Eu acho que sim. Como sou pragmático eu acho que prefiro paz a uma trégua, mas se eu não puder ter a paz já, prefiro uma trégua a ter uma guerra". 

Explicou que isso dá alguma previsibilidade à economia mundial e, dentro do possível, alguma estabilidade. Disse ainda que a primeira fase deste acordo comercial agora alcançado revela três coisas. 

Primeiro que Trump prefere apresentar-se aos americanos como alguém que jogou duro e conseguiu alguma coisa. Acha que isso é mais vantajoso para ele do que continuar a guerra das tarifas, que encarece os produtos, e pode prejudicar empresas americanas. A segunda coisa que me parece evidente, é que a economia americana resistiu melhor do que a chinesa a este ano e meio de escalada de tarifas. E a terceira coisa que é interessante, é que eu acho que na cabeça dos dirigentes chineses esteve uma pergunta, que é uma pergunta essencial em relações internacionais: o que é que eu posso fazer para que Trump se acalme?"

Acrescentou que se trata de um acordo mais favorável para os Estados Unidos do que para a China, em termos faciais, e que a Europa não ficou satisfeita porque, enquanto existisse tensão, "a Europa era candidata a vender mais à China e aos Estados Unidos, em cada um dos setores".

Para concluir, mas voltando um pouco à questão inicial, Paulo Portas disse que "o Mundo está, em termos económicos, menos pessimista do que em 2019 e não está tão otimista como estava em 2018"

O próximo tema tinha que ver com o Fórum Económico Mundial, conhecido como Davos, que se vai realizar entre os dias 21 e 24 de janeiro, precisamente, em Davos, na Suíça. Este fórum revela algumas previsões económicas, neste caso, para este ano. Para o comentador da TVI, Portugal deve ficar preocupado com a revisão em baixa da economia espanhola.  

Espanha é uma extraordinária economia, tem um dos maiores bancos do mundo, tem um dos homens mais ricos do mundo, mas quer dizer, tem de se ter alguma estabilidade e alguma previsibilidade. E a verdade é que Espanha está a ter revisões em baixa sucessivamente".

Ainda em território espanhol, fez agora uma semana e meia que está em função o novo governo e Portas mostrou-se preocupado uma mudança no executivo.

Imagine que em Portugal um primeiro-ministro nomeava a ministra da Justiça para procuradora geral da República?

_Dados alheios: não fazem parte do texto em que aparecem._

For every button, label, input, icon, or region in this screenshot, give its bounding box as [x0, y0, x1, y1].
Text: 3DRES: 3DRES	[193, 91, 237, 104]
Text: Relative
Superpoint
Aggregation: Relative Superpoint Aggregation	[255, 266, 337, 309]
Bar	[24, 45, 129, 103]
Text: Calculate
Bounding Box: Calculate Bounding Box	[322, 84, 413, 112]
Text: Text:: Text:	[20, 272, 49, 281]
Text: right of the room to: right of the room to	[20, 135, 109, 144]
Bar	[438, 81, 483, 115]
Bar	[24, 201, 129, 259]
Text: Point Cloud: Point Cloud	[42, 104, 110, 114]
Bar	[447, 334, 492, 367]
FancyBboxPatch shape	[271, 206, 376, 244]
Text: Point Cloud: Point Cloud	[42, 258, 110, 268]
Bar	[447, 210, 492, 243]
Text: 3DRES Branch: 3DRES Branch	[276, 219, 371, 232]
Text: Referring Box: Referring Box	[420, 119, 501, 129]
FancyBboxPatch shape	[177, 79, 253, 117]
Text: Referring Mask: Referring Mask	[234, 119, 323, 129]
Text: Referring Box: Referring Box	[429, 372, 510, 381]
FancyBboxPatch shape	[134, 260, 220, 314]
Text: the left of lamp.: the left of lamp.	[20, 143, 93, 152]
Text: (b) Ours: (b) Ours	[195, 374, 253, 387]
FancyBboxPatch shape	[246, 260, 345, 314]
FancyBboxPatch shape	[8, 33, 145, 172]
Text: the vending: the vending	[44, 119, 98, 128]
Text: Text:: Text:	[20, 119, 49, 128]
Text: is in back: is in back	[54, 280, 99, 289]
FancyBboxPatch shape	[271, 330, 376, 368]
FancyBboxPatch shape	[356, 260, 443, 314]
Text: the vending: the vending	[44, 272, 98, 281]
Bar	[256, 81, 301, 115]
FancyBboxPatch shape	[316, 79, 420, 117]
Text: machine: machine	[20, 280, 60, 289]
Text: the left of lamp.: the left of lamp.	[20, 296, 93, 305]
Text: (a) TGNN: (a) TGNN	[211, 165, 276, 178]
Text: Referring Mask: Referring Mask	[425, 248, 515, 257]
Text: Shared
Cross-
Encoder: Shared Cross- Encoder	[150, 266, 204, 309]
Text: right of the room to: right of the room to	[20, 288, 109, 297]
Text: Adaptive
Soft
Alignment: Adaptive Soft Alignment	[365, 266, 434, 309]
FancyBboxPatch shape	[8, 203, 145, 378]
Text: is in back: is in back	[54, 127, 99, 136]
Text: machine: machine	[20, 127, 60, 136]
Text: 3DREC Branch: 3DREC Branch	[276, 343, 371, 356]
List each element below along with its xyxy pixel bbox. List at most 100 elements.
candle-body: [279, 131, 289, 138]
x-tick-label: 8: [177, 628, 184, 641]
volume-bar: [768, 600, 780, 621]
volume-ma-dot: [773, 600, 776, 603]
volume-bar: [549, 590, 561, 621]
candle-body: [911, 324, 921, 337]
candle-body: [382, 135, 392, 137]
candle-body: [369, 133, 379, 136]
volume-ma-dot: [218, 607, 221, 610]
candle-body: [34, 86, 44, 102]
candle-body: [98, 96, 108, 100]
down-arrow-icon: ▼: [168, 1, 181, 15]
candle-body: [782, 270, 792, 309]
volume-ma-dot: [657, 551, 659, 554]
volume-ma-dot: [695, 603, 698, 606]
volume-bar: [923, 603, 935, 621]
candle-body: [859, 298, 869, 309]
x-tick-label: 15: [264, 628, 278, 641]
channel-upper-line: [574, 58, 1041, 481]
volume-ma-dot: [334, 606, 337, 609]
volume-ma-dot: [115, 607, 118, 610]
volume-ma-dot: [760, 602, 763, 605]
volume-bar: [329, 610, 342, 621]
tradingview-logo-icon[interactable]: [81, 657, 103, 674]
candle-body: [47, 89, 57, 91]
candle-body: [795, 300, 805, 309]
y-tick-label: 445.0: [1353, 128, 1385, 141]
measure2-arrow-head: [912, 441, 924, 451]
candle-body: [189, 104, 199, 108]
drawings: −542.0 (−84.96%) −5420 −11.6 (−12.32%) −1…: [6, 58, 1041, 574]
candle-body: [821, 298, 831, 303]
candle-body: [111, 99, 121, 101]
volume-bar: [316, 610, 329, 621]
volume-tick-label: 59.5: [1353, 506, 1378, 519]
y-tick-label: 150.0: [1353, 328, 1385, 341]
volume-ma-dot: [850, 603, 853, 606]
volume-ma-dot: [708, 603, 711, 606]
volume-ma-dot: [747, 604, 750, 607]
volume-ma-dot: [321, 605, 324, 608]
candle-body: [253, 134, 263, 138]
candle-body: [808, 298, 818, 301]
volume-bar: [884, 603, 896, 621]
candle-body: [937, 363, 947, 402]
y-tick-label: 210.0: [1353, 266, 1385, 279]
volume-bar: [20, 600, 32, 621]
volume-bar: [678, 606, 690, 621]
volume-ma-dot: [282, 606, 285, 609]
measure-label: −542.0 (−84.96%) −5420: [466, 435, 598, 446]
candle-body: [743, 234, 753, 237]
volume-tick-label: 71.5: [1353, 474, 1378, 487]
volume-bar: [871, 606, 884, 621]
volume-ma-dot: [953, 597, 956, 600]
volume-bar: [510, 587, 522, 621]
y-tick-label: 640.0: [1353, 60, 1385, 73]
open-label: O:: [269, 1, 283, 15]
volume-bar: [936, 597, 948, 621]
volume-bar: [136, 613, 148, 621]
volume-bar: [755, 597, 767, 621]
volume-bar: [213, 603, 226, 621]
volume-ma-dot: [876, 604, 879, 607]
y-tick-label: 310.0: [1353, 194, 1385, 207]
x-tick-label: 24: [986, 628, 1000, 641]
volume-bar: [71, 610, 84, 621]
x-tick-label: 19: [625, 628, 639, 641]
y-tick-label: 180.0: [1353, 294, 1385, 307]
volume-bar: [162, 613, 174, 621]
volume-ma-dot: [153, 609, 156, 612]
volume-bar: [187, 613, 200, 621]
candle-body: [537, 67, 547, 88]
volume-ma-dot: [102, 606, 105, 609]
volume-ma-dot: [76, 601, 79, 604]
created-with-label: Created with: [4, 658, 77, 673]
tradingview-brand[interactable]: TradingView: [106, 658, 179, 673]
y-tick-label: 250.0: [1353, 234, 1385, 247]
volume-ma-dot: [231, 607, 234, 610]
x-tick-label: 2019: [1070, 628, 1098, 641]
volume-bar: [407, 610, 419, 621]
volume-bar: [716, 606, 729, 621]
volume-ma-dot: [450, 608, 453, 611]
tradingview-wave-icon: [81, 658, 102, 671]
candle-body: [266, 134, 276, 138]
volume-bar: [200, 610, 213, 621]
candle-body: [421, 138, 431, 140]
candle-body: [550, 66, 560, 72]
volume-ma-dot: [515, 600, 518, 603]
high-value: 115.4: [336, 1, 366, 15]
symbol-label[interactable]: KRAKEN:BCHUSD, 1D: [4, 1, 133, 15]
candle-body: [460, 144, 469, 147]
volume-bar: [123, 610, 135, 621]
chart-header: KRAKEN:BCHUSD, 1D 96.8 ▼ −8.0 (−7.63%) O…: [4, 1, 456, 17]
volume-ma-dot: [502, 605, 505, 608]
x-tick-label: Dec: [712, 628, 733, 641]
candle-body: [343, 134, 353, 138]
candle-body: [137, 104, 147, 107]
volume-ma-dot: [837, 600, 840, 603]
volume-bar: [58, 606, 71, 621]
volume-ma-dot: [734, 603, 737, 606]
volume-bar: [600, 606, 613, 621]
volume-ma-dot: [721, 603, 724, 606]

Foi o que aconteceu em Espanha". 

Na perspetiva do comentador da TVI isto representa "uma degradação dos princípios básicos do estado de direito, nomear uma pessoa que foi responsável pela justiça até há dois dias, para procurador geral da República. E isso significa muito provavelmente que a Procuradoria-Geral da República em Espanha vai ser utilizada para esta nova política com os catalães". 

Sobre Vladimir Putin, que teria de abandonar o cargo de presidente da Rússia em 2024, Paulo Portas disse que este "surpreendeu toda a gente" com a reforma constitucional, que vai reforçar o parlamento e o primeiro-ministro.

O que é razoável dizer sobre Putin, independentemente da crítica que pode ser severa aos meios que ele utilizou, ele evitou que a desagregação da União Soviética fosse também a desagregação da Rússia".

Portas relembrou que se olharmos para o milénio da história da Rússia, esta não tem um ano de democracia e, por isso mesmo, sempre gostou de líderes fortes.

Já nas habituais notas finais, Paulo Portas destacou a edição recente e em português de um livro que explica o que aconteceu com Fernão de Magalhães (A Primeira Viagem em Redor do Mundo, de António Pigafetta) e ainda o centenário de Federico Fellini.